KPK Terbitkan Surat Edaran tentang Pengendalian Gratifikasi SPMB
Komisi Pemberantasan Korupsi (KPK) resmi menerbitkan Surat Edaran (SE) Nomor 7 Tahun 2026 tentang Pencegahan Korupsi dan Pengendalian Gratifikasi dalam Penyelenggaraan Sistem Penerimaan Murid Baru (SPMB). Langkah tegas ini diambil guna mengantisipasi dan mencegah praktik kecurangan, termasuk fenomena "calon siswa atau mahasiswa titipan" menjelang pembukaan pendaftaran sekolah baru.

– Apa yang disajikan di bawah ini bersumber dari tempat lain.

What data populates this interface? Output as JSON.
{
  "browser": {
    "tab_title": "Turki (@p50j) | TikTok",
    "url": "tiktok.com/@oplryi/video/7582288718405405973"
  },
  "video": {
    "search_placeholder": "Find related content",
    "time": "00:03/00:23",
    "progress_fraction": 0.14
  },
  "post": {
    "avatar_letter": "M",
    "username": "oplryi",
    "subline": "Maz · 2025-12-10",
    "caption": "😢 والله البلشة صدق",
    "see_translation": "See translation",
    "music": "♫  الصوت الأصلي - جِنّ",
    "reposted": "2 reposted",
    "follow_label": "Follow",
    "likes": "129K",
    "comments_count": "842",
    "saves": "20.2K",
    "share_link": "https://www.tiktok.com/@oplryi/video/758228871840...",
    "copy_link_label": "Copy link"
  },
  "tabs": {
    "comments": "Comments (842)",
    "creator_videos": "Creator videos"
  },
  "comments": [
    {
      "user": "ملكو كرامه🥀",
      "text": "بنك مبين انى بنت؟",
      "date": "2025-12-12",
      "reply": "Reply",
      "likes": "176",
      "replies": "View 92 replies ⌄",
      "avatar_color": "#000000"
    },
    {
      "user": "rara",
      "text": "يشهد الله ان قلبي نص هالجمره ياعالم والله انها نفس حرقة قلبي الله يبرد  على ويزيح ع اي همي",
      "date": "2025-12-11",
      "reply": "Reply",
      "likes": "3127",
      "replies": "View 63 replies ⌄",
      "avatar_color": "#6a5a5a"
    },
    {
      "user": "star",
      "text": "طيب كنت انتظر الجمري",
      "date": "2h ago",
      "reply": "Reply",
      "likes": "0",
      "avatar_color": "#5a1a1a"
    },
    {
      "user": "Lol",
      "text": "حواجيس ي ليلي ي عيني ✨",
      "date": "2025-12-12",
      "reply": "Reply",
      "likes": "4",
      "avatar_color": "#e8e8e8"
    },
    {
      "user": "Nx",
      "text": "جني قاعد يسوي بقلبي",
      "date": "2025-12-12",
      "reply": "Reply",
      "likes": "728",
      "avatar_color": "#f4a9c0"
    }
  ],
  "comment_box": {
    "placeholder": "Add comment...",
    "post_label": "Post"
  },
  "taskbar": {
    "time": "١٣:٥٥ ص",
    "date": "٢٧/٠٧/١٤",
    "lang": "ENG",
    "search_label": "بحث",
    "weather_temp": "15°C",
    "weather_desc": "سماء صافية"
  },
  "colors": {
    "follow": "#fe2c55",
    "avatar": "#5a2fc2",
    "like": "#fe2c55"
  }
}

Kepala Satuan Tugas Jaringan Pencegahan Direktorat Gratifikasi dan Pelayanan Publik KPK, Abdul Aziz Suhendra, menegaskan bahwa seluruh penyelenggara pendidikan dilarang keras melakukan praktik gratifikasi ataupun menyalahgunakan wewenang dalam proses penerimaan murid baru.
"Permintaan dana dan/atau hadiah oleh ASN maupun non-ASN, termasuk pendidik dan tenaga kependidikan, baik secara individu maupun mengatasnamakan institusi pendidikan kepada masyarakat, merupakan perbuatan yang dilarang dan dapat berimplikasi pidana," ujar Abdul Aziz dalam keterangan tertulisnya.
Berdasarkan hasil pemetaan risiko yang dilakukan KPK, lembaga antirasuah ini masih menemukan berbagai modus pungutan liar (pungli) dan kecurangan di lapangan. Beberapa di antaranya meliputi biaya daftar ulang ilegal, uang bangku, kewajiban membeli atribut sekolah tanpa dasar hukum, rekayasa data domisili, hingga manipulasi jalur afirmasi.
Melalui SE ini, KPK meminta seluruh unit pelaksana teknis di bidang pendidikan, madrasah, dan pendidikan keagamaan untuk menjadi teladan dengan menolak segala bentuk pemberian sejak kesempatan pertama. Jika terdapat aparatur sipil negara (ASN) atau penyelenggara pendidikan yang terlanjur menerima gratifikasi terkait jabatannya, mereka wajib melaporkannya ke KPK melalui aplikasi Gratifikasi Online (GOL) paling lambat 30 hari kerja.
Melalui pengawasan ketat ini, pelaksanaan SPMB diharapkan dapat berjalan secara objektif, transparan, serta adil demi memberikan kesempatan yang sama bagi seluruh calon peserta didik.